Earlier in the day on Sept. 3, O'Reilly referred to Bennett as "an idiot" and "religious fanatic" on his radio program, "The Radio Factor."
Bennett notes that one day later, O'Reilly compared his brand of religious belief to that of the Sept. 11 terrorists in a conversation with a liberal Baptist preacher.
Just a few days before the Sept. 3 program, O'Reilly responded on his show to Concerned Women For America's reaction to his Advocate interview.
O'Reilly opened his Aug. 29 program with this introduction:
In the "Personal Story" tonight, more attacks on your humble correspondent on the Internet. Now, I've gotten used to being pounded by both the left and the right, and very rarely do I see anything even remotely accurate on these websites. This time, a conservative group believes I am patronizing gays. Fine. My stance is simple. We're all Americans here. Nobody should be discriminated against. I'll leave it to God to figure out who's going to hell and who isn't. I'm not qualified, and nobody else on earth is either.
John Aravosis of About.com published a defense of O'Reilly in which he said, "What's troubling about this confrontation isn't that militant fundamentalists are angry about what O'Reilly said, but that they chose to respond to a political difference of opinion by questioning the faith of their opponent."

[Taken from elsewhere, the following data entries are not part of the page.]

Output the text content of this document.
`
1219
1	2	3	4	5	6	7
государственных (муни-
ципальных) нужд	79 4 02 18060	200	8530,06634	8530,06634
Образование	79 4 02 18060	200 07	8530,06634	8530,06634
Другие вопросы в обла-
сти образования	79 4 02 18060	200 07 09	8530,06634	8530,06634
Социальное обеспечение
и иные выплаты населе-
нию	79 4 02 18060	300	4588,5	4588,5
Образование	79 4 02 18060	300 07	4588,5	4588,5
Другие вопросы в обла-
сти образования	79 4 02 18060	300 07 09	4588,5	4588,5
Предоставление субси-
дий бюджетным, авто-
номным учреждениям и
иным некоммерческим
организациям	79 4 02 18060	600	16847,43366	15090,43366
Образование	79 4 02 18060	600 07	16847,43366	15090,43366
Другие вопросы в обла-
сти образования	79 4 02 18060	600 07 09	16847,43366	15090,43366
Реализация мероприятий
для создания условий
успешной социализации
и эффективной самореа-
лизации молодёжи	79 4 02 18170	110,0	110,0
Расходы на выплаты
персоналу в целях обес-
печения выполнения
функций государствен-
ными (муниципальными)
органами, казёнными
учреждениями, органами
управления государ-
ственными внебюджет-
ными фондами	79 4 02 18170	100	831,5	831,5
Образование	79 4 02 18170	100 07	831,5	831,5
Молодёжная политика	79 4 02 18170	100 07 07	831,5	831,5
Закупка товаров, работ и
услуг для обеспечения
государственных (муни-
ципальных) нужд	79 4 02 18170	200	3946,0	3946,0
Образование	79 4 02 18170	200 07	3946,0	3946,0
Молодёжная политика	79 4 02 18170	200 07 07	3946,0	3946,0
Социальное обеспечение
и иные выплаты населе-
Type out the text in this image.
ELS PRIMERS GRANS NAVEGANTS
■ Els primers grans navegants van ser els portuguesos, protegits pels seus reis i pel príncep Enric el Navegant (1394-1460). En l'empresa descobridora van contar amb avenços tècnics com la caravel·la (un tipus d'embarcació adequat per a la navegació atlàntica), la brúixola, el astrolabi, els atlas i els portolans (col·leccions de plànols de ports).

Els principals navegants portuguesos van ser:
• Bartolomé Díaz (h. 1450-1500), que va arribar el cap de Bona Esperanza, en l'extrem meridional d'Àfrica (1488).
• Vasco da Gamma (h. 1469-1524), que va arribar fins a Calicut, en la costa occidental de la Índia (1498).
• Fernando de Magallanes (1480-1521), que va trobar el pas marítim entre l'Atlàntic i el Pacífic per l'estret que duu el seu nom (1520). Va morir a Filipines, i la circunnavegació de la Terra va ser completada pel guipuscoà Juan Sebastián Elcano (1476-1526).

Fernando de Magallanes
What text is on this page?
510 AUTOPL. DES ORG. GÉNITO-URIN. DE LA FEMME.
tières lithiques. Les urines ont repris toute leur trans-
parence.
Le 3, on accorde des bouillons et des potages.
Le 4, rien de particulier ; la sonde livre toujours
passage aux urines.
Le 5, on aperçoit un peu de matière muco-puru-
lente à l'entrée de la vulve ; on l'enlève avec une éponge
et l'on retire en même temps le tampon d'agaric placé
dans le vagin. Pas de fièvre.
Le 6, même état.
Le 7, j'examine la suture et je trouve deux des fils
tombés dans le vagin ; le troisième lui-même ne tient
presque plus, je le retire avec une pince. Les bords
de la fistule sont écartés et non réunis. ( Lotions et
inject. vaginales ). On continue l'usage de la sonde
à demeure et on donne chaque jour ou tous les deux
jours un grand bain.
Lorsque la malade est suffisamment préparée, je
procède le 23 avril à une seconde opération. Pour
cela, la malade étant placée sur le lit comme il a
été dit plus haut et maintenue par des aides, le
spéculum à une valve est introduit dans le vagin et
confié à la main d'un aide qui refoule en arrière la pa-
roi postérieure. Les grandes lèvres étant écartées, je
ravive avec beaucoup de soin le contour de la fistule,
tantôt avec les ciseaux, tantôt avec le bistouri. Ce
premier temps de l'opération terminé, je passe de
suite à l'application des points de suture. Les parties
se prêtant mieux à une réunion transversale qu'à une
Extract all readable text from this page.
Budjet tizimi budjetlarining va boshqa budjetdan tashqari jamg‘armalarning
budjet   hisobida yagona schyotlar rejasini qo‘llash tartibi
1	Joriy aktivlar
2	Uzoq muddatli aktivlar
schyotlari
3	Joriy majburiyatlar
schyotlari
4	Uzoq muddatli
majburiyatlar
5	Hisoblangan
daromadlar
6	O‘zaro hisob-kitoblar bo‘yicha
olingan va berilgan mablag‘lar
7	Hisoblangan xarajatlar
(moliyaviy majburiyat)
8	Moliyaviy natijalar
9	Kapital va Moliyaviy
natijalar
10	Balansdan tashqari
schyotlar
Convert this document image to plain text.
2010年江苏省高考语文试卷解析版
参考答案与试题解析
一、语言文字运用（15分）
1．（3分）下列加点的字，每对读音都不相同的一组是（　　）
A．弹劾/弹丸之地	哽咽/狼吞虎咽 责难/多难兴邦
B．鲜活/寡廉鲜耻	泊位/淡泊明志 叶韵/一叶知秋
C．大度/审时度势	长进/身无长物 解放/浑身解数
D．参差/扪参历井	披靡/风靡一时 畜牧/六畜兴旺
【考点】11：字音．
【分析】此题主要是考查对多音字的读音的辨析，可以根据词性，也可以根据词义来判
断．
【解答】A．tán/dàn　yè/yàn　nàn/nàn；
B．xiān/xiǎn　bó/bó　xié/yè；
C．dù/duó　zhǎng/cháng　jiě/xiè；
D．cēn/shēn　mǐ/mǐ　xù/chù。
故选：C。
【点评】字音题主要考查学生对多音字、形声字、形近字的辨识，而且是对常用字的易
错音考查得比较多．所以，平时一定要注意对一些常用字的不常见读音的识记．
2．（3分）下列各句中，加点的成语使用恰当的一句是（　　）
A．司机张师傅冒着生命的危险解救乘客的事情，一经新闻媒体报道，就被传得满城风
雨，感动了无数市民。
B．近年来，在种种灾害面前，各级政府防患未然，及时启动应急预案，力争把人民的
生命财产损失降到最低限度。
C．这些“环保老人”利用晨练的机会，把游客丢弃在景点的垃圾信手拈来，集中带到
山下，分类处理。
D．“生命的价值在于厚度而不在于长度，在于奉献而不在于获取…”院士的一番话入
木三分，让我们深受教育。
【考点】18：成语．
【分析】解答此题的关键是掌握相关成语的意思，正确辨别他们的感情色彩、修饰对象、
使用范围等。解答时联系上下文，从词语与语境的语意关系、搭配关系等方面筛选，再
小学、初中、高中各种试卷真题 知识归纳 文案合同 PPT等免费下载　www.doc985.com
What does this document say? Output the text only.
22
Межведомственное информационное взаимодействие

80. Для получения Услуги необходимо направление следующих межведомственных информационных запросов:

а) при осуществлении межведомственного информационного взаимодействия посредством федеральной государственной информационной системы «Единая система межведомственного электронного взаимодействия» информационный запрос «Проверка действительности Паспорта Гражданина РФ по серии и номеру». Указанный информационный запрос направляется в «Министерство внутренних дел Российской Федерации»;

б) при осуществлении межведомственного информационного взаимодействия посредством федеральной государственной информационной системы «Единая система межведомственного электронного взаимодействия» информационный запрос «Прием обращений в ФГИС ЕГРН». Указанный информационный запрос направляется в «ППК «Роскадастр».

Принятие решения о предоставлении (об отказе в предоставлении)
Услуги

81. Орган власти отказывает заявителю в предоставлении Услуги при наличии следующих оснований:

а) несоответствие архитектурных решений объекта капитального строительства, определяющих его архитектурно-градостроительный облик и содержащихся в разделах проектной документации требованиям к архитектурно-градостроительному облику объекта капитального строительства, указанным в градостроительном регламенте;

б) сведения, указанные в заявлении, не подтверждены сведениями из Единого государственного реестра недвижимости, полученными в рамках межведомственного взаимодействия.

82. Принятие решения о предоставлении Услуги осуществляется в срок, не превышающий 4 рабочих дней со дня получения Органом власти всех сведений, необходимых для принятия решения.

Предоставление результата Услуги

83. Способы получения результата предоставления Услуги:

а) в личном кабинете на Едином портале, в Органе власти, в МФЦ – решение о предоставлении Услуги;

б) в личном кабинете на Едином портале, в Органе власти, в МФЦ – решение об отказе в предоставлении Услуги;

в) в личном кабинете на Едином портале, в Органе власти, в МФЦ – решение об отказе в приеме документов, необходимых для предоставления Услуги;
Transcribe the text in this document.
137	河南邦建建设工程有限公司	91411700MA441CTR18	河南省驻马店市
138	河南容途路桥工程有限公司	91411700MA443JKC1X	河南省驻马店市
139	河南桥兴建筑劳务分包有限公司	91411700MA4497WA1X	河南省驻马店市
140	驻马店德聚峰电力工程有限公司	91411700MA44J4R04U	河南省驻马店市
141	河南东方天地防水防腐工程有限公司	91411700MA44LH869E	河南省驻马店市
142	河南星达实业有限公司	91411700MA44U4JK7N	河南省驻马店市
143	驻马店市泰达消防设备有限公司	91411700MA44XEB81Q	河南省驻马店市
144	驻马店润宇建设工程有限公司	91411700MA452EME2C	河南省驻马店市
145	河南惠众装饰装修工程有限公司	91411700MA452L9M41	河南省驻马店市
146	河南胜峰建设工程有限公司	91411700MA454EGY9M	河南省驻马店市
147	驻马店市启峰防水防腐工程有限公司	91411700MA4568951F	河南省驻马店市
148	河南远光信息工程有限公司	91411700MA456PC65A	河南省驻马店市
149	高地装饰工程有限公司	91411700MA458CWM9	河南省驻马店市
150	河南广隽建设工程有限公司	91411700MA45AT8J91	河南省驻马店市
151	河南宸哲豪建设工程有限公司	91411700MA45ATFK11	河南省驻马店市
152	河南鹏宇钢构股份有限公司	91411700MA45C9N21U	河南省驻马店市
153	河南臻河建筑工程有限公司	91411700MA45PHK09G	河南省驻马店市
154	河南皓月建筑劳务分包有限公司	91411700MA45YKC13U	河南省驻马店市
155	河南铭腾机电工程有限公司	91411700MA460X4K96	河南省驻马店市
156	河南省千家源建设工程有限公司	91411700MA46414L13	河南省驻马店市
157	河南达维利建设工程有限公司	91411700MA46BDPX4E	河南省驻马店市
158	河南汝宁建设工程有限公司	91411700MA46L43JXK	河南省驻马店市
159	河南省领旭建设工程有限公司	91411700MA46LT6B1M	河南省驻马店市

Calling Bennett a "self-proclaimed 'ex-gay," Aravosis quotes the minister commenting on behalf of CWA, "For a man to come right out and say that he does not believe in the Old Testament ? I think that many Catholics across this nation as well as the world are offended by Bill O'Reilly claiming he's an Irish Catholic."
Bennett said that his tape includes Rev. John F. Harvey, a Roman Catholic priest who asserts that O'Reilly is not speaking for the Catholic Church, which views homosexuality as "intrinsically evil."
Harvey, who runs Courage, a spiritual support group in Manhattan for homosexuals, says O'Reilly is abusing his public celebrity platform and promoting a heresy against the Catholic Church. The priest calls O'Reilly "confused" and "filled with pride putting himself above the Catholic Church."
I personally think Fox is making a big mistake by going ahead with this suit. A lot of us think O'Reilly made an ass of himself, and we are entitled to that opinion. I'd actually forgotten about this, but now I see that O'Reilly is just one ass amoung others at Fox.
Huh?
What issues that O'Reilly has spoken on show that he is "anti-Christian" in your opinion?
So far I think we can say for certain that O'Reilly hates people who abuse children in any way and Jesse Jackson. Anybody else?
I'm not defending O'Reilly's over-the-top style of debate which sometimes causes him to insert his foot in his mouth, just questioning the over-the-top statement from Always Right that O'Reilly is an "anti-Christian hate-monger."
O'Reilly constantly calls people who see gay sex as sinful as religous fanatics and extremists and has no repect for their beliefs in the Bible. O'Reilly is entitled to his beliefs, but his constant name-calling of those he disagrees with is bigotry.
If O'Reilly has a belief that people who see gay sex is sinful are religious fanatics (a lesser accusation that saying you are a sinner), does that make him an anti-Christian bigot?
No, but conservatives do believe that people are ultimately responsible for their behavior. Why does O'Reilly and gay activists angerly insist that it is impossible for someone to stop behaving gay? It really boils their blood pressure at any suggestion that being in the gay lifestyle is anything but genetic.
And I think that O'Reilly would agree 100% with your first sentence. Individuals should be responsible for their own behavior. This means that if somebody is born gay (genetic argument) or is raised and developed to be gay (societal influences) than they should be left alone with their decision and accountable for their own actions. Leave them alone. (And also, they should leave straight people alone about their sexuality).
FR didn't get very far with that defense. Maybe it'll get to another circuit court of appeals and yield a different ruling. Then we can all go to the Supreme Court.